KV cache quantization is crucial for efficient long-context inference in LLMs, as the memory bottleneck is strongly related to context size. Existing approaches fail to represent activations accurately in sub-4-bit precision. KVQuant addresses this by using per-channel key quantization, pre-RoPE key quantization, non-uniform quantization, and per-vector dense-and-sparse quantization. These methods enable accurate and efficient low-bit KV cache quantization, achieving significant memory savings and enabling long-context inference. The method is compatible with existing weight-only quantization methods and demonstrates improved performance on long-context tasks. KVQuant achieves 4.8× compression with only 0.1 perplexity degradation across different LLMs. The method supports inferring the LLaMA-7B model with a context length of 10M on an 8-GPU system. Through efficient kernel implementation, KVQuant demonstrates improved latency relative to the fp16 baseline, demonstrating how the method allows for improved latency in addition to memory savings.KVQuant is a method for achieving ultra-low precision quantization of Key-Value (KV) cache activations in large language models (LLMs), enabling efficient long-context inference. The method incorporates several novel techniques: (i) per-channel key quantization, which adjusts the quantization dimension to better match the distribution of key activations; (ii) pre-RoPE key quantization, which quantizes key activations before applying rotary positional embedding to mitigate its impact on quantization; (iii) non-uniform KV cache quantization, which derives per-layer sensitivity-weighted non-uniform datatypes to better represent the distributions; and (iv) per-vector dense-and-sparse quantization, which isolates outliers separately for each vector to minimize quantization range skews. By applying these methods to LLaMA, Llama-2, Llama-3, and Mistral models, KVQuant achieves less than 0.1 perplexity degradation with 3-bit quantization on both Wikitext-2 and C4. The method enables serving LLaMA-7B with a context length of up to 1 million on a single A100-80GB GPU and up to 10 million on an 8-GPU system. Custom CUDA kernels are developed for KVQuant, achieving up to 1.7× speedups compared to baseline fp16 matrix-vector multiplications for LLaMA-7B. The code is available at https://github.com/SqueezeAILab/KVQuant.
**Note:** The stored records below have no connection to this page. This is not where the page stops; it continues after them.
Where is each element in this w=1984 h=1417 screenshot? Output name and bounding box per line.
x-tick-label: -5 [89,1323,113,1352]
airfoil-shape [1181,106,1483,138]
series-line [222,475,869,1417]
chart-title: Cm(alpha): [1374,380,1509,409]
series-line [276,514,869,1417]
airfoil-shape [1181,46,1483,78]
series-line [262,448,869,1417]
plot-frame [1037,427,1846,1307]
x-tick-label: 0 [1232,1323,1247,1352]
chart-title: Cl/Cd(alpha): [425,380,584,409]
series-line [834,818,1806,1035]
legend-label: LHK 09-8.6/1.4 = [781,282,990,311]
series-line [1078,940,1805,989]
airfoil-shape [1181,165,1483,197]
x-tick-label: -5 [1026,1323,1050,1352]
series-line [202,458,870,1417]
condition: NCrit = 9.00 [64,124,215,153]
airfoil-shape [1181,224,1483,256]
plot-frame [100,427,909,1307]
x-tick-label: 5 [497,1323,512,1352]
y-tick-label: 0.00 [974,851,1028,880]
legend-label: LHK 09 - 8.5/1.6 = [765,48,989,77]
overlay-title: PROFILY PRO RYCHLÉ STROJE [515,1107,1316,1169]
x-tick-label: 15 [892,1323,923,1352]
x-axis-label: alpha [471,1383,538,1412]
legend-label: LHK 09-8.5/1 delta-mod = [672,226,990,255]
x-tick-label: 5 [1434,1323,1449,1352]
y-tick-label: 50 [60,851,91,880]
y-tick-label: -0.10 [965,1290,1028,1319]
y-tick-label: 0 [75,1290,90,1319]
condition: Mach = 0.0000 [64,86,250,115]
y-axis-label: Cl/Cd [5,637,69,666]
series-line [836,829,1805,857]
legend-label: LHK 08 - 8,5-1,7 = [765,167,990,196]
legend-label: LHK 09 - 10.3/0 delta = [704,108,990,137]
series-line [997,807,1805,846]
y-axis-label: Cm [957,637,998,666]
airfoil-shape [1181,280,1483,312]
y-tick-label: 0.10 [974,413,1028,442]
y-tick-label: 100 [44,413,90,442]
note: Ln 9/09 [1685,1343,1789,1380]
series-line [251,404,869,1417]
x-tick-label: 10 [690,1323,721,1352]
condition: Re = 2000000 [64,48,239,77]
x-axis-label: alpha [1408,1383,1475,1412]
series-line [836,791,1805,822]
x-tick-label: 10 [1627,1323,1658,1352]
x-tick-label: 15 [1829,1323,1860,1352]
KV cache quantization is crucial for efficient long-context inference in LLMs, as the memory bottleneck is strongly related to context size. Existing approaches fail to represent activations accurately in sub-4-bit precision. KVQuant addresses this by using per-channel key quantization, pre-RoPE key quantization, non-uniform quantization, and per-vector dense-and-sparse quantization. These methods enable accurate and efficient low-bit KV cache quantization, achieving significant memory savings and enabling long-context inference. The method is compatible with existing weight-only quantization methods and demonstrates improved performance on long-context tasks. KVQuant achieves 4.8× compression with only 0.1 perplexity degradation across different LLMs. The method supports inferring the LLaMA-7B model with a context length of 10M on an 8-GPU system. Through efficient kernel implementation, KVQuant demonstrates improved latency relative to the fp16 baseline, demonstrating how the method allows for improved latency in addition to memory savings.